The Postmenopausal Estrogen/Progestin Interventions (PEPI) Trial not only validated the beneficial effects of hormone-replacement therapy (HRT) on serum cholesterol, it also turned the spotlight on natural progesterone. That hormone appeared to be more effective than the synthetic progesterone medroxyprogesterone acetate, or MPA, (Provera) in preserving estrogen's beneficial effects on the heart and was just as effective in preventing estrogen -induced overgrowth of the uterine lining.
Moreover, earlier studies had indicated that natural progesterone's side effects are minor. Some women taking it experience some drowsiness, but they are spared many of the symptoms associated with MPA - fluid retention, breast tenderness, and depression.
Many people have asked why doctors aren't suggesting natural progesterone as an option for HRT. The answer is that in the United States natural progesterone isn't available through conventional channels, and it is a relatively untested entity. However, it has a long and intriguing history.
Scientists first purified progesterone in 1934, but they soon found that the hormone was broken down to an inactive form in the intestine before it could be absorbed. In the 1950s chemists bonded progesterone to other compounds, which provided safe passage through the digestive system. These new synthetic compounds came to be known as "progestins."

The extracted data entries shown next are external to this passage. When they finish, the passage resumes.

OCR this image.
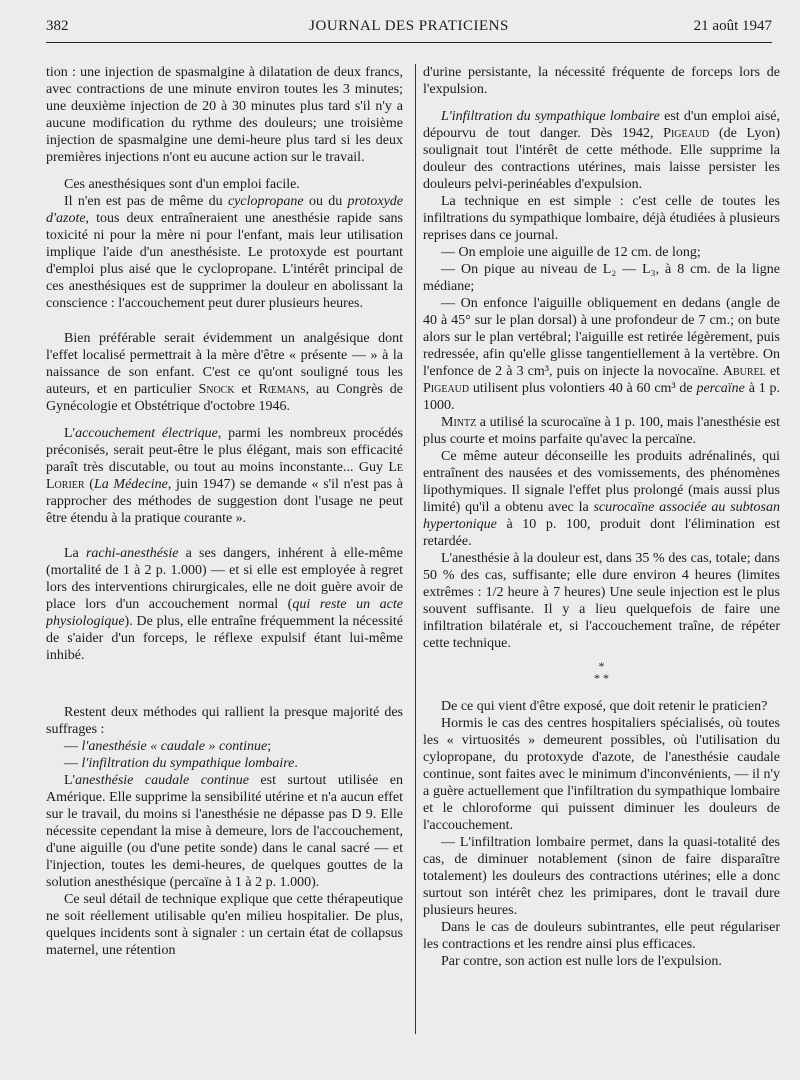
382	JOURNAL DES PRATICIENS	21 août 1947

tion : une injection de spasmalgine à dilatation de deux francs, avec contractions de une minute environ toutes les 3 minutes; une deuxième injection de 20 à 30 minutes plus tard s'il n'y a aucune modification du rythme des douleurs; une troisième injection de spasmalgine une demi-heure plus tard si les deux premières injections n'ont eu aucune action sur le travail.

Ces anesthésiques sont d'un emploi facile.

Il n'en est pas de même du cyclopropane ou du protoxyde d'azote, tous deux entraîneraient une anesthésie rapide sans toxicité ni pour la mère ni pour l'enfant, mais leur utilisation implique l'aide d'un anesthésiste. Le protoxyde est pourtant d'emploi plus aisé que le cyclopropane. L'intérêt principal de ces anesthésiques est de supprimer la douleur en abolissant la conscience : l'accouchement peut durer plusieurs heures.

Bien préférable serait évidemment un analgésique dont l'effet localisé permettrait à la mère d'être « présente — » à la naissance de son enfant. C'est ce qu'ont souligné tous les auteurs, et en particulier Snock et Rœmans, au Congrès de Gynécologie et Obstétrique d'octobre 1946.

L'accouchement électrique, parmi les nombreux procédés préconisés, serait peut-être le plus élégant, mais son efficacité paraît très discutable, ou tout au moins inconstante... Guy Le Lorier (La Médecine, juin 1947) se demande « s'il n'est pas à rapprocher des méthodes de suggestion dont l'usage ne peut être étendu à la pratique courante ».

La rachi-anesthésie a ses dangers, inhérent à elle-même (mortalité de 1 à 2 p. 1.000) — et si elle est employée à regret lors des interventions chirurgicales, elle ne doit guère avoir de place lors d'un accouchement normal (qui reste un acte physiologique). De plus, elle entraîne fréquemment la nécessité de s'aider d'un forceps, le réflexe expulsif étant lui-même inhibé.

Restent deux méthodes qui rallient la presque majorité des suffrages :

— l'anesthésie « caudale » continue;

— l'infiltration du sympathique lombaire.

L'anesthésie caudale continue est surtout utilisée en Amérique. Elle supprime la sensibilité utérine et n'a aucun effet sur le travail, du moins si l'anesthésie ne dépasse pas D 9. Elle nécessite cependant la mise à demeure, lors de l'accouchement, d'une aiguille (ou d'une petite sonde) dans le canal sacré — et l'injection, toutes les demi-heures, de quelques gouttes de la solution anesthésique (percaïne à 1 à 2 p. 1.000).

Ce seul détail de technique explique que cette thérapeutique ne soit réellement utilisable qu'en milieu hospitalier. De plus, quelques incidents sont à signaler : un certain état de collapsus maternel, une rétention

d'urine persistante, la nécessité fréquente de forceps lors de l'expulsion.

L'infiltration du sympathique lombaire est d'un emploi aisé, dépourvu de tout danger. Dès 1942, Pigeaud (de Lyon) soulignait tout l'intérêt de cette méthode. Elle supprime la douleur des contractions utérines, mais laisse persister les douleurs pelvi-perinéables d'expulsion.

La technique en est simple : c'est celle de toutes les infiltrations du sympathique lombaire, déjà étudiées à plusieurs reprises dans ce journal.

— On emploie une aiguille de 12 cm. de long;

— On pique au niveau de L₂ — L₃, à 8 cm. de la ligne médiane;

— On enfonce l'aiguille obliquement en dedans (angle de 40 à 45° sur le plan dorsal) à une profondeur de 7 cm.; on bute alors sur le plan vertébral; l'aiguille est retirée légèrement, puis redressée, afin qu'elle glisse tangentiellement à la vertèbre. On l'enfonce de 2 à 3 cm³, puis on injecte la novocaïne. Aburel et Pigeaud utilisent plus volontiers 40 à 60 cm³ de percaïne à 1 p. 1000.

Mintz a utilisé la scurocaïne à 1 p. 100, mais l'anesthésie est plus courte et moins parfaite qu'avec la percaïne.

Ce même auteur déconseille les produits adrénalinés, qui entraînent des nausées et des vomissements, des phénomènes lipothymiques. Il signale l'effet plus prolongé (mais aussi plus limité) qu'il a obtenu avec la scurocaïne associée au subtosan hypertonique à 10 p. 100, produit dont l'élimination est retardée.

L'anesthésie à la douleur est, dans 35 % des cas, totale; dans 50 % des cas, suffisante; elle dure environ 4 heures (limites extrêmes : 1/2 heure à 7 heures) Une seule injection est le plus souvent suffisante. Il y a lieu quelquefois de faire une infiltration bilatérale et, si l'accouchement traîne, de répéter cette technique.

*
* *

De ce qui vient d'être exposé, que doit retenir le praticien?

Hormis le cas des centres hospitaliers spécialisés, où toutes les « virtuosités » demeurent possibles, où l'utilisation du cylopropane, du protoxyde d'azote, de l'anesthésie caudale continue, sont faites avec le minimum d'inconvénients, — il n'y a guère actuellement que l'infiltration du sympathique lombaire et le chloroforme qui puissent diminuer les douleurs de l'accouchement.

— L'infiltration lombaire permet, dans la quasi-totalité des cas, de diminuer notablement (sinon de faire disparaître totalement) les douleurs des contractions utérines; elle a donc surtout son intérêt chez les primipares, dont le travail dure plusieurs heures.

Dans le cas de douleurs subintrantes, elle peut régulariser les contractions et les rendre ainsi plus efficaces.

Par contre, son action est nulle lors de l'expulsion.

Progestins such as MPA and norgestrel were patented by pharmaceutical companies, studied extensively in clinical trials, and approved by the Food and Drug Administration for use in treating secondary amenorrhea, a condition in which premenopausal women who have had normal periods stop menstruating.
However, lower doses of progestins than those necessary to treat amenorrhea were found to eliminate endometrial overgrowth - a problem associated with postmenopausal estrogen use - and so progestins were added to HRT regimens. Yet the FDA hasn't approved progestins specifically for HRT because there is little information on their long-term effects.
Researchers who continued to experiment with natural progesterone found that by pulverizing it into minute particles--a process called micronizationthey could make it absorbable in oral form. However, in early tests the oral preparation could not produce the sustained levels of progesterone necessary to stimulate menstruation. In the early 1980s researchers came up with a longer-lasting preparation - a gelatin capsule containing 200 mg of micronized progesterone suspended in oil.
A version of that product called Utrogestan, which is produced by the French pharmaceutical house Besins-Iscovesco, is now widely used for HRT in Mexico and Europe. Schering-Plough Corporation licensed micronized progesterone from LaSalle Laboratories, an affiliate of the French company, and supplied it in 200-mg capsules for the PEPI trial.
Schering plans to market that drug as Prometrium in the U.S., but doctors won't be able to prescribe it for HRT until it is approved by the FDA for treating secondary amenorrhea, as many of the progestins were originally.